Can individuals with severe obstructive sleep apnoea benefit from using a dental appliance?
Patients diagnosed with severe OSA are always offered CPAP as the 1stline choice of treatment due to its proven effectiveness. However, we know that unfortunately patient acceptance and tolerance due to their reported side-effects significantly compromises their use.
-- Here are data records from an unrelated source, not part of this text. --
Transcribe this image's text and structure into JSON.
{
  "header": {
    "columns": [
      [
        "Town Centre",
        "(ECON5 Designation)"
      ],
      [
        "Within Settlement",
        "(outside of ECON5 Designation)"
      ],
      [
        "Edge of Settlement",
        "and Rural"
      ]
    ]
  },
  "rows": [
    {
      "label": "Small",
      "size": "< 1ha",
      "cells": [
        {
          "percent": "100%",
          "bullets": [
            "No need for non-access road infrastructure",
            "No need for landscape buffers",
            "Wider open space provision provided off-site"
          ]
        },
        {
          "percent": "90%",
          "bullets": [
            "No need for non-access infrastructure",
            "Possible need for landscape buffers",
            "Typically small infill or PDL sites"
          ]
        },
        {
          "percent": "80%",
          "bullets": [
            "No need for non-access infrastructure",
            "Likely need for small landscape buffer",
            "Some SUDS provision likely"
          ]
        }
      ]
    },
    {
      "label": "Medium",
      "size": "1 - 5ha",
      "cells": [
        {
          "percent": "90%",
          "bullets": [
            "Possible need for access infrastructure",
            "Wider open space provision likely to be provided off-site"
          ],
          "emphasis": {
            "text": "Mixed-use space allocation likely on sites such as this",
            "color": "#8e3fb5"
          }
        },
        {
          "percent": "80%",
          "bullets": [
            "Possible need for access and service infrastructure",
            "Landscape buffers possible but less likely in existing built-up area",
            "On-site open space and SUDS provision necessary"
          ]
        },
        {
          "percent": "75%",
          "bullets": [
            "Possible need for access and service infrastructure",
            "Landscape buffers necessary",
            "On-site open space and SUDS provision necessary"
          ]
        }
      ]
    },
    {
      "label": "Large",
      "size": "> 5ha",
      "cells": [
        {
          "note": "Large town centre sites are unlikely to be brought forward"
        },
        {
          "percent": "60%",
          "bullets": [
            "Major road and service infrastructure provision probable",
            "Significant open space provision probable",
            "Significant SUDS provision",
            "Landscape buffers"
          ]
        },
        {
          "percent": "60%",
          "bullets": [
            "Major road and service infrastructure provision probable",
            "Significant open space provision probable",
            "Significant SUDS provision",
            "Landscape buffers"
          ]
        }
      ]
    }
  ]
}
MAA are acknowledged internationally as the alternative therapy in this group of patients, with research data demonstrating significant favourable effects, whilst potentially being sub-optimal in their ability to reduce the number of obstructive events taking place, they have been shown to be used for longer periods of time and as such have a very beneficial effect.
As obstructive sleep apnoea is a chronic condition, are dental appliances a suitable long-term treatment method?
The principle challenge for any sleep physician, be they Medical or dental, is that both evidence-based CPAP and MAA treatment modalities are life-long and entirely patient dependent for compliance. As such, they require long-term commitment from both the patient and clinician and so the patient’s involvement in the choice of treatment becomes increasingly important. The risk of unwanted tooth movement as a consequence of long-term use of the MAA remains a consideration but repeatedly patients with OSA, and particularly those unable to cope with CPAP, report they are unable to manage without the MAA and are prepared to accept this long-term complication.
How do S4S Dental’s oral appliances for obstructive sleep apnoea differ from other oral methods of treating OSA?
Given the long-term nature of the treatment, it is crucially important that we ensure the appliance is custom-made in such a manner that not only is it well fitting and permits incremental advancement of the mandible but that in an evidence-based world, we are able to support our choice of MAA with sound scientific research demonstrating their effectiveness. S4S is a dedicated laboratory, specialising in the manufacture of these appliances and as such has the necessary breadth of experience to offer this specialist treatment .In addition, they have novel in the UK, in that they further offer clinicians the training and support to help them navigate this relatively new but exciting branch of dentistry, in which we as a profession have the exciting opportunity to significantly contribute to the welfare of patients, beyond the oral cavity itself.